Alors que la violence sur le terrain est encore montée d’un cran, la Russie campe sur ses positions, refusant plus que jamais d’autoriser une intervention militaire sous couvert de l’Onu. Dans le même temps, l’activité diplomatique s’intensifie, Moscou réclamant la participation de l’Iran à la conférence internationale sur la Syrie.

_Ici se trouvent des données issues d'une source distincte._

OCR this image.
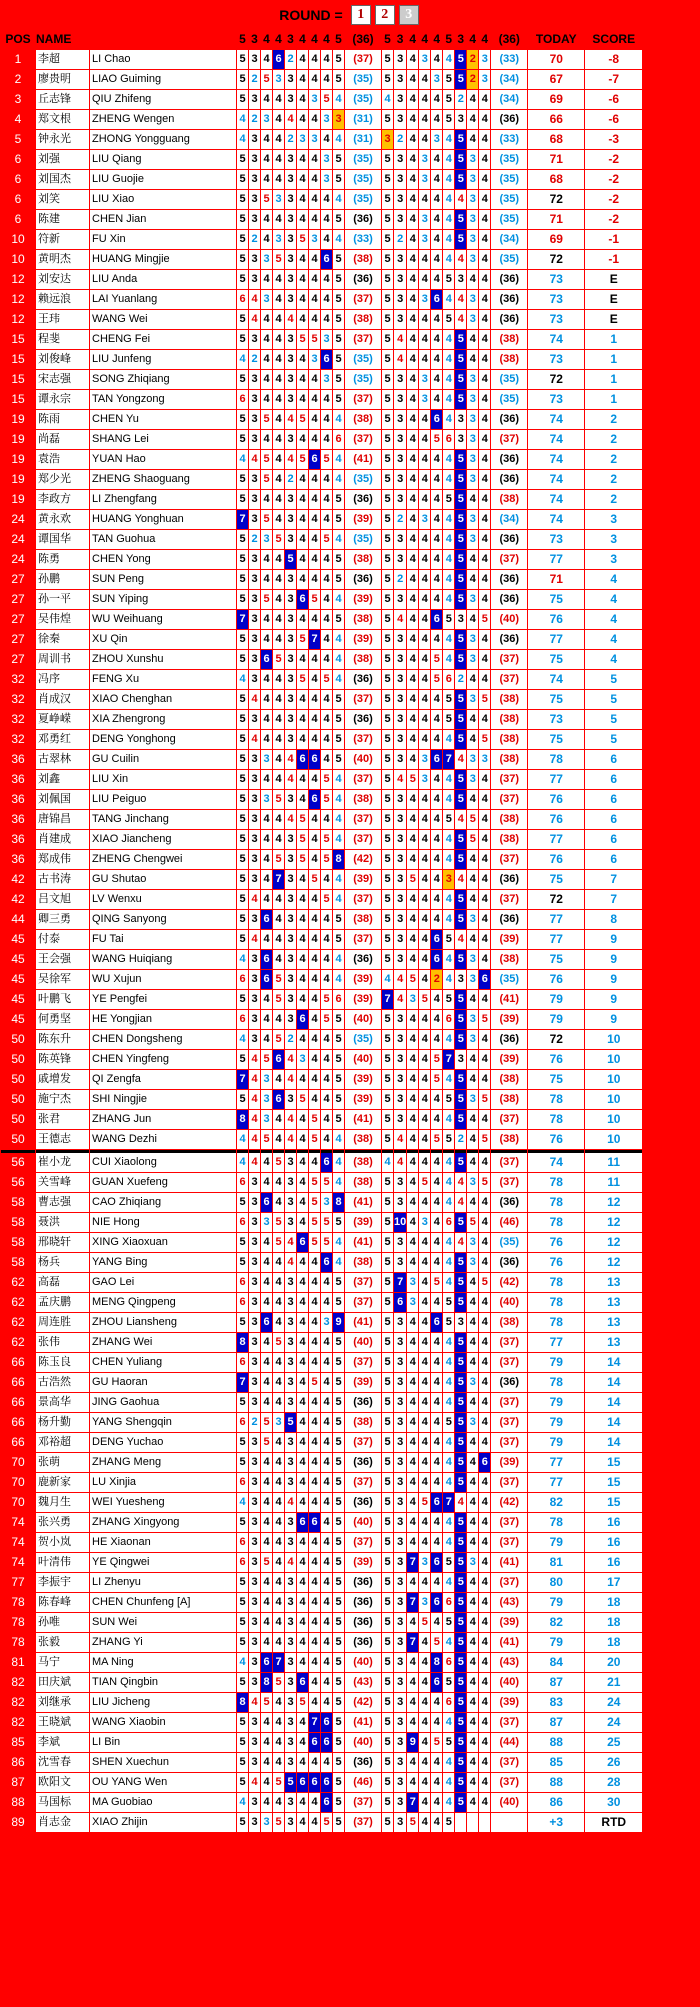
ROUND =	1	2	3
POS	NAME		5	3	4	4	3	4	4	4	5	(36)	5	3	4	4	4	5	3	4	4	(36)	TODAY	SCORE
1	李超	LI Chao	5	3	4	6	2	4	4	4	5	(37)	5	3	4	3	4	4	5	2	3	(33)	70	-8
2	廖贵明	LIAO Guiming	5	2	5	3	3	4	4	4	5	(35)	5	3	4	4	3	5	5	2	3	(34)	67	-7
3	丘志锋	QIU Zhifeng	5	3	4	4	3	4	3	5	4	(35)	4	3	4	4	4	5	2	4	4	(34)	69	-6
4	郑文根	ZHENG Wengen	4	2	3	4	4	4	4	3	3	(31)	5	3	4	4	4	5	3	4	4	(36)	66	-6
5	钟永光	ZHONG Yongguang	4	3	4	4	2	3	3	4	4	(31)	3	2	4	4	3	4	5	4	4	(33)	68	-3
6	刘强	LIU Qiang	5	3	4	4	3	4	4	3	5	(35)	5	3	4	3	4	4	5	3	4	(35)	71	-2
6	刘国杰	LIU Guojie	5	3	4	4	3	4	4	3	5	(35)	5	3	4	3	4	4	5	3	4	(35)	68	-2
6	刘笑	LIU Xiao	5	3	5	3	3	4	4	4	4	(35)	5	3	4	4	4	4	4	3	4	(35)	72	-2
6	陈建	CHEN Jian	5	3	4	4	3	4	4	4	5	(36)	5	3	4	3	4	4	5	3	4	(35)	71	-2
10	符新	FU Xin	5	2	4	3	3	5	3	4	4	(33)	5	2	4	3	4	4	5	3	4	(34)	69	-1
10	黄明杰	HUANG Mingjie	5	3	3	5	3	4	4	6	5	(38)	5	3	4	4	4	4	4	3	4	(35)	72	-1
12	刘安达	LIU Anda	5	3	4	4	3	4	4	4	5	(36)	5	3	4	4	4	5	3	4	4	(36)	73	E
12	赖远浪	LAI Yuanlang	6	4	3	4	3	4	4	4	5	(37)	5	3	4	3	6	4	4	3	4	(36)	73	E
12	王玮	WANG Wei	5	4	4	4	4	4	4	4	5	(38)	5	3	4	4	4	5	4	3	4	(36)	73	E
15	程斐	CHENG Fei	5	3	4	4	3	5	5	3	5	(37)	5	4	4	4	4	4	5	4	4	(38)	74	1
15	刘俊峰	LIU Junfeng	4	2	4	4	3	4	3	6	5	(35)	5	4	4	4	4	4	5	4	4	(38)	73	1
15	宋志强	SONG Zhiqiang	5	3	4	4	3	4	4	3	5	(35)	5	3	4	3	4	4	5	3	4	(35)	72	1
15	谭永宗	TAN Yongzong	6	3	4	4	3	4	4	4	5	(37)	5	3	4	3	4	4	5	3	4	(35)	73	1
19	陈雨	CHEN Yu	5	3	5	4	4	5	4	4	4	(38)	5	3	4	4	6	4	3	3	4	(36)	74	2
19	尚磊	SHANG Lei	5	3	4	4	3	4	4	4	6	(37)	5	3	4	4	5	6	3	3	4	(37)	74	2
19	袁浩	YUAN Hao	4	4	5	4	4	5	6	5	4	(41)	5	3	4	4	4	4	5	3	4	(36)	74	2
19	郑少光	ZHENG Shaoguang	5	3	5	4	2	4	4	4	4	(35)	5	3	4	4	4	4	5	3	4	(36)	74	2
19	李政方	LI Zhengfang	5	3	4	4	3	4	4	4	5	(36)	5	3	4	4	4	5	5	4	4	(38)	74	2
24	黄永欢	HUANG Yonghuan	7	3	5	4	3	4	4	4	5	(39)	5	2	4	3	4	4	5	3	4	(34)	74	3
24	谭国华	TAN Guohua	5	2	3	5	3	4	4	5	4	(35)	5	3	4	4	4	4	5	3	4	(36)	73	3
24	陈勇	CHEN Yong	5	3	4	4	5	4	4	4	5	(38)	5	3	4	4	4	4	5	4	4	(37)	77	3
27	孙鹏	SUN Peng	5	3	4	4	3	4	4	4	5	(36)	5	2	4	4	4	4	5	4	4	(36)	71	4
27	孙一平	SUN Yiping	5	3	5	4	3	6	5	4	4	(39)	5	3	4	4	4	4	5	3	4	(36)	75	4
27	吴伟煌	WU Weihuang	7	3	4	4	3	4	4	4	5	(38)	5	4	4	4	6	5	3	4	5	(40)	76	4
27	徐秦	XU Qin	5	3	4	4	3	5	7	4	4	(39)	5	3	4	4	4	4	5	3	4	(36)	77	4
27	周训书	ZHOU Xunshu	5	3	6	5	3	4	4	4	4	(38)	5	3	4	4	5	4	5	3	4	(37)	75	4
32	冯序	FENG Xu	4	3	4	4	3	5	4	5	4	(36)	5	3	4	4	5	6	2	4	4	(37)	74	5
32	肖成汉	XIAO Chenghan	5	4	4	4	3	4	4	4	5	(37)	5	3	4	4	4	5	5	3	5	(38)	75	5
32	夏峥嵘	XIA Zhengrong	5	3	4	4	3	4	4	4	5	(36)	5	3	4	4	4	5	5	4	4	(38)	73	5
32	邓勇红	DENG Yonghong	5	4	4	4	3	4	4	4	5	(37)	5	3	4	4	4	4	5	4	5	(38)	75	5
36	古翠林	GU Cuilin	5	3	3	4	4	6	6	4	5	(40)	5	3	4	3	6	7	4	3	3	(38)	78	6
36	刘鑫	LIU Xin	5	3	4	4	4	4	4	5	4	(37)	5	4	5	3	4	4	5	3	4	(37)	77	6
36	刘佩国	LIU Peiguo	5	3	3	5	3	4	6	5	4	(38)	5	3	4	4	4	4	5	4	4	(37)	76	6
36	唐锦昌	TANG Jinchang	5	3	4	4	4	5	4	4	4	(37)	5	3	4	4	4	5	4	5	4	(38)	76	6
36	肖建成	XIAO Jiancheng	5	3	4	4	3	5	4	5	4	(37)	5	3	4	4	4	4	5	5	4	(38)	77	6
36	郑成伟	ZHENG Chengwei	5	3	4	5	3	5	4	5	8	(42)	5	3	4	4	4	4	5	4	4	(37)	76	6
42	古书涛	GU Shutao	5	3	4	7	3	4	5	4	4	(39)	5	3	5	4	4	3	4	4	4	(36)	75	7
42	吕文旭	LV Wenxu	5	4	4	4	3	4	4	5	4	(37)	5	3	4	4	4	4	5	4	4	(37)	72	7
44	卿三勇	QING Sanyong	5	3	6	4	3	4	4	4	5	(38)	5	3	4	4	4	4	5	3	4	(36)	77	8
45	付泰	FU Tai	5	4	4	4	3	4	4	4	5	(37)	5	3	4	4	6	5	4	4	4	(39)	77	9
45	王会强	WANG Huiqiang	4	3	6	4	3	4	4	4	4	(36)	5	3	4	4	6	4	5	3	4	(38)	75	9
45	吴徐军	WU Xujun	6	3	6	5	3	4	4	4	4	(39)	4	4	5	4	2	4	3	3	6	(35)	76	9
45	叶鹏飞	YE Pengfei	5	3	4	5	3	4	4	5	6	(39)	7	4	3	5	4	5	5	4	4	(41)	79	9
45	何勇坚	HE Yongjian	6	3	4	4	3	6	4	5	5	(40)	5	3	4	4	4	6	5	3	5	(39)	79	9
50	陈东升	CHEN Dongsheng	4	3	4	5	2	4	4	4	5	(35)	5	3	4	4	4	4	5	3	4	(36)	72	10
50	陈英锋	CHEN Yingfeng	5	4	5	6	4	3	4	4	5	(40)	5	3	4	4	5	7	3	4	4	(39)	76	10
50	戚增发	QI Zengfa	7	4	3	4	4	4	4	4	5	(39)	5	3	4	4	5	4	5	4	4	(38)	75	10
50	施宁杰	SHI Ningjie	5	4	3	6	3	5	4	4	5	(39)	5	3	4	4	4	5	5	3	5	(38)	78	10
50	张君	ZHANG Jun	8	4	3	4	4	4	5	4	5	(41)	5	3	4	4	4	4	5	4	4	(37)	78	10
50	王德志	WANG Dezhi	4	4	5	4	4	4	5	4	4	(38)	5	4	4	4	5	5	2	4	5	(38)	76	10
56	崔小龙	CUI Xiaolong	4	4	4	5	3	4	4	6	4	(38)	4	4	4	4	4	4	5	4	4	(37)	74	11
56	关雪峰	GUAN Xuefeng	6	3	4	4	3	4	5	5	4	(38)	5	3	4	5	4	4	4	3	5	(37)	78	11
58	曹志强	CAO Zhiqiang	5	3	6	4	3	4	5	3	8	(41)	5	3	4	4	4	4	4	4	4	(36)	78	12
58	聂洪	NIE Hong	6	3	3	5	3	4	5	5	5	(39)	5	10	4	3	4	6	5	5	4	(46)	78	12
58	邢晓轩	XING Xiaoxuan	5	3	4	5	4	6	5	5	4	(41)	5	3	4	4	4	4	4	3	4	(35)	76	12
58	杨兵	YANG Bing	5	3	4	4	4	4	4	6	4	(38)	5	3	4	4	4	4	5	3	4	(36)	76	12
62	高磊	GAO Lei	6	3	4	4	3	4	4	4	5	(37)	5	7	3	4	5	4	5	4	5	(42)	78	13
62	孟庆鹏	MENG Qingpeng	6	3	4	4	3	4	4	4	5	(37)	5	6	3	4	4	5	5	4	4	(40)	78	13
62	周连胜	ZHOU Liansheng	5	3	6	4	3	4	4	3	9	(41)	5	3	4	4	6	5	3	4	4	(38)	78	13
62	张伟	ZHANG Wei	8	3	4	5	3	4	4	4	5	(40)	5	3	4	4	4	4	5	4	4	(37)	77	13
66	陈玉良	CHEN Yuliang	6	3	4	4	3	4	4	4	5	(37)	5	3	4	4	4	4	5	4	4	(37)	79	14
66	古浩然	GU Haoran	7	3	4	4	3	4	5	4	5	(39)	5	3	4	4	4	4	5	3	4	(36)	78	14
66	景高华	JING Gaohua	5	3	4	4	3	4	4	4	5	(36)	5	3	4	4	4	4	5	4	4	(37)	79	14
66	杨升勤	YANG Shengqin	6	2	5	3	5	4	4	4	5	(38)	5	3	4	4	4	5	5	3	4	(37)	79	14
66	邓裕超	DENG Yuchao	5	3	5	4	3	4	4	4	5	(37)	5	3	4	4	4	4	5	4	4	(37)	79	14
70	张萌	ZHANG Meng	5	3	4	4	3	4	4	4	5	(36)	5	3	4	4	4	4	5	4	6	(39)	77	15
70	鹿新家	LU Xinjia	6	3	4	4	3	4	4	4	5	(37)	5	3	4	4	4	4	5	4	4	(37)	77	15
70	魏月生	WEI Yuesheng	4	3	4	4	4	4	4	4	5	(36)	5	3	4	5	6	7	4	4	4	(42)	82	15
74	张兴勇	ZHANG Xingyong	5	3	4	4	3	6	6	4	5	(40)	5	3	4	4	4	4	5	4	4	(37)	78	16
74	贺小岚	HE Xiaonan	6	3	4	4	3	4	4	4	5	(37)	5	3	4	4	4	4	5	4	4	(37)	79	16
74	叶清伟	YE Qingwei	6	3	5	4	4	4	4	4	5	(39)	5	3	7	3	6	5	5	3	4	(41)	81	16
77	李振宇	LI Zhenyu	5	3	4	4	3	4	4	4	5	(36)	5	3	4	4	4	4	5	4	4	(37)	80	17
78	陈春峰	CHEN Chunfeng [A]	5	3	4	4	3	4	4	4	5	(36)	5	3	7	3	6	6	5	4	4	(43)	79	18
78	孙唯	SUN Wei	5	3	4	4	3	4	4	4	5	(36)	5	3	4	5	4	5	5	4	4	(39)	82	18
78	张毅	ZHANG Yi	5	3	4	4	3	4	4	4	5	(36)	5	3	7	4	5	4	5	4	4	(41)	79	18
81	马宁	MA Ning	4	3	6	7	3	4	4	4	5	(40)	5	3	4	4	8	6	5	4	4	(43)	84	20
82	田庆斌	TIAN Qingbin	5	3	8	5	3	6	4	4	5	(43)	5	3	4	4	6	5	5	4	4	(40)	87	21
82	刘继承	LIU Jicheng	8	4	5	4	3	5	4	4	5	(42)	5	3	4	4	4	6	5	4	4	(39)	83	24
82	王晓斌	WANG Xiaobin	5	3	4	4	3	4	7	6	5	(41)	5	3	4	4	4	4	5	4	4	(37)	87	24
85	李斌	LI Bin	5	3	4	4	3	4	6	6	5	(40)	5	3	9	4	5	5	5	4	4	(44)	88	25
86	沈雪春	SHEN Xuechun	5	3	4	4	3	4	4	4	5	(36)	5	3	4	4	4	4	5	4	4	(37)	85	26
87	欧阳文	OU YANG Wen	5	4	4	5	5	6	6	6	5	(46)	5	3	4	4	4	4	5	4	4	(37)	88	28
88	马国标	MA Guobiao	4	3	4	4	3	4	4	6	5	(37)	5	3	7	4	4	4	5	4	4	(40)	86	30
89	肖志金	XIAO Zhijin	5	3	3	5	3	4	4	5	5	(37)	5	3	5	4	4	5					+3	RTD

Plus que jamais, ces dernières semaines et encore plus ces derniers jours, la Russie s’affiche comme l’acteur incontournable pour la résolution de la crise syrienne. Alors que la communauté internationale dit redouter une «guerre civile totale», Moscou prend l’initiative, en proposant d’organiser une conférence internationale sur la Syrie. Jusque-là, tout pourrait aller bien. Mais là où la pilule a du mal à passer auprès des Occidentaux, c’est que les Russes souhaitent la présence de l’Iran, autre acteur incontournable dans la région. «Nous convoquons une conférence sur la Syrie pour mettre en œuvre le plan Annan», a ainsi déclaré le chef de la diplomatie russe, Sergueï Lavrov. Sont conviés donc, les pays membres du Conseil de sécurité – Etats-Unis, Grande-Bretagne, France, Chine, Russie –, les membres de la Ligue arabe, mais aussi les pays voisins de la Syrie, y compris l’Iran. A ceux, comme les Etats-Unis, qui ne souhaitent en aucun cas la présence iranienne, Lavrov a rétorqué que «l’Iran est l’un des pays qui a une influence sur le gouvernement syrien. Et dire que l’Iran n’y a pas sa place parce qu’il est une partie du problème est pour le moins irréfléchi».
Quelques jours auparavant, la France, la Grande-Bretagne et les Etats-Unis avaient refusé, de concert, la présence de l’Iran à une telle conférence, à l’issue d’une réunion sur la Syrie organisée à Istanbul. Laurent Fabius, le nouveau ministre des Affaires étrangères français, avait estimé que la présence de Téhéran n’était souhaitable «en aucun cas, car tout d’abord ce serait contradictoire avec l’objectif de pression forte sur la Syrie, et cela aurait une interaction sur les discussions sur le nucléaire iranien». Un point de vue partagé par William Hague, son homologue britannique, qui a jugé que «le fait d’inclure l’Iran dans un quelconque de ces groupes le rendrait probablement inopérant. C’est un pays qui soutient certaines des violences inacceptables et qui appuie le régime syrien dans ce qu’il fait au peuple syrien et cela provoquerait une grande difficulté». Même son de cloche du côté d’Hillary Clinton, qui avait déclaré plus tôt qu’il était «un peu difficile d’imaginer inviter un pays qui orchestre l’assaut du régime d’Assad contre son peuple».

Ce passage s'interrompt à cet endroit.